Of course, assistant coaches everywhere try to climb the professional ladder, but it may have been more of a problem for JMU because – according to his star player – Dillard did not create an overarching philosophy that would have made the turnover less disruptive. While the style of play at schools like Duke and Indiana stayed the same as assistants came and went, the Dukes didn’t appear to have a consistent philosophy.

“I don’t remember, from when I first got there, to when I left, one idea of how we played JMU basketball,” Fanning said. “That this one idea is how we play. I can’t tell you right now that I remember one. What I mean by that is, you know with a Bobby Knight team you’ve got a hardcore defensive team. You know how you play if you’re a Rick Pitino team.

“I can’t really say I knew what type of basketball we played. It tended to change.”

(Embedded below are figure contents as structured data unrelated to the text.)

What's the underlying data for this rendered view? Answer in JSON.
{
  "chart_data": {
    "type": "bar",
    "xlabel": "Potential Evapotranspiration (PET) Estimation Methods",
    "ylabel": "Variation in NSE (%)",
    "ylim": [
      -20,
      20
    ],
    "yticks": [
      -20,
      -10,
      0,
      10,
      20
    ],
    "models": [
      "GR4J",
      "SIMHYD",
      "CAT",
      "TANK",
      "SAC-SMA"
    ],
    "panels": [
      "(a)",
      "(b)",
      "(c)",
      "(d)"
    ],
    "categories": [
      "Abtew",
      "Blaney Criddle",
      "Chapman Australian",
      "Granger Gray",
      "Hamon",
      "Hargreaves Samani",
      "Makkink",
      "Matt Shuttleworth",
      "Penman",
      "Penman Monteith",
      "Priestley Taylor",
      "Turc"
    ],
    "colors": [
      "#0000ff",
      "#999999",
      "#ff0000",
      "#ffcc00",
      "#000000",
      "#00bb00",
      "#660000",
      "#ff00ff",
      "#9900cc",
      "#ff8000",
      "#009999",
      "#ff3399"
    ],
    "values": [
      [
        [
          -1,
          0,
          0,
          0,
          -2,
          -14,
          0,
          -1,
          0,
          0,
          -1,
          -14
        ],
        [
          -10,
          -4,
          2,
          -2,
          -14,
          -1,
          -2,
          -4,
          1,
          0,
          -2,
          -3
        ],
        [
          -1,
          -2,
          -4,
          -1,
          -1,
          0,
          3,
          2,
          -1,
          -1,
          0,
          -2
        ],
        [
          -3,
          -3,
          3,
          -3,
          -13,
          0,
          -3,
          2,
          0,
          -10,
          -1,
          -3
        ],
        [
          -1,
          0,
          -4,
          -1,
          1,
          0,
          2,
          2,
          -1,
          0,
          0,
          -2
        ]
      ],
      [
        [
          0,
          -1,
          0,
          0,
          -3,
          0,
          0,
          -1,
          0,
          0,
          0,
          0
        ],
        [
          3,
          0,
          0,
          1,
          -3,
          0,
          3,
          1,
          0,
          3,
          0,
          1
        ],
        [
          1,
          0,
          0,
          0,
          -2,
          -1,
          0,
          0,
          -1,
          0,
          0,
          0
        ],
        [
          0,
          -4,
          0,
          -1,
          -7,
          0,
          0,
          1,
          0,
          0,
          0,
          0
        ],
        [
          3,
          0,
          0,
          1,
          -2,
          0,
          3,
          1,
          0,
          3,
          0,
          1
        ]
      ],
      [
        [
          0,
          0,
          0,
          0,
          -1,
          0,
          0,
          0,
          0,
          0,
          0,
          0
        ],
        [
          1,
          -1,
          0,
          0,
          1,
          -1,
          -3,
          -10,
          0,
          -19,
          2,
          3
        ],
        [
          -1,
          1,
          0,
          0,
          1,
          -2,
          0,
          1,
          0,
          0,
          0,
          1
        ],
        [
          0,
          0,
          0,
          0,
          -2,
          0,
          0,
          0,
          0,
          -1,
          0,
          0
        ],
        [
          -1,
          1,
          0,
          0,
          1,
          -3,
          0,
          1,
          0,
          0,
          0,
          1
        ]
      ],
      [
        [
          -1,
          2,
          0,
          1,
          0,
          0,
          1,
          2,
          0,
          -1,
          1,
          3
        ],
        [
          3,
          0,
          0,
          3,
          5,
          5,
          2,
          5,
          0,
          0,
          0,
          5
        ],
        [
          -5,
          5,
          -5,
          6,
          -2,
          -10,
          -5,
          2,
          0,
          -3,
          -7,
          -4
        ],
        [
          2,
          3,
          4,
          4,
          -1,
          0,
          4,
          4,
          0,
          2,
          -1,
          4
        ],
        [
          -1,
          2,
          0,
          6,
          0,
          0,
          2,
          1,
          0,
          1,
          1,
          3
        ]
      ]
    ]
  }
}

The instability led to losses – especially with the CAA rising quickly among mid-majors on its way to getting two NCAA Tournament bids and a Final Four team in 2005-06. Those losses led to stress for Dillard, something he already had far too much of.

After the 1999-2000 season, a 20-9 campaign that was by far Dillard’s best, his younger brother Ricky was diagnosed with cancer. He died within a year.

Colleagues say Dillard was close to his brother – who himself had played basketball at George Mason – and was constantly at Ricky’s bedside at the University of Virginia Medical Center in Charlottesville, sometimes spending all day there before driving back to Harrisonburg for practice, then returning to the hospital afterward.

Players and coaches said the burden didn’t keep Dillard from doing his job, but it was obvious that the mental strain of watching his brother wither away was getting to him.

“Sherman never shied away from his responsibility as a brother,” D’Allesandro said. “He was integral in that process. … I saw a man who was in the prime of his life, who went through a slow and painful death. Ricky and Sherman were very close friends. I believe Sherman took his role as the older brother very seriously, and losing your younger brother, that’s a heavy thing to deal with.”

His players saw it, too.

“He was down,” Fanning said. “He was down for quite some time. We could tell that [his brother] was weighing heavy on his heart. And also playing in his games and not being successful, that was another thing that added to the list. He was just totally stressed out with all that was going on.”

Said D’Alessandro: “You gotta keep in mind, here’s a man who was a star when he was here. A superstar, as bigger-than-life a star as he could be. He’s still the school’s second-leading scorer, only a handful of guys in JMU history have done what he’s done. So he comes in as a coach and he’s putting a lot of pressure on himself. Add to that pressure his younger brother dying. … . People were impatient, because here comes the prodigal son, and that affected his expectations. He’s coming back knowing he’s a well-known former alumnus and great player, and everybody else knows that too. He’s trying so hard that when things don’t go well, it’s a snowball effect.”

The snowball started rolling in 2000-01 when the Dukes went 12-17 after Outtz graduated along with the last of Driesell ‘s recruits, including guard Jamar Perry and forward Rob Strickland. After a 14-15 season in 2001-2002 and a 13-17 campaign in 2002-03, the JMU administration was ready to cut the cord on Dillard. They had granted him a five-year contract extension after the 1999-2000 season, however, in part because he was pegged as one or two finalists for the head coaching job at Tulane before withdrawing from consideration that offseason.

Unable to afford a buyout and showing deference to a respected alumnus, JMU gave Dillard one more season. The Dukes went 7-21 in 2003-04 and finished dead last in the CAA.

Dillard resigned shortly after the season ended, but by then the damage had already been done. JMU’s new coach would have a massive rebuilding job.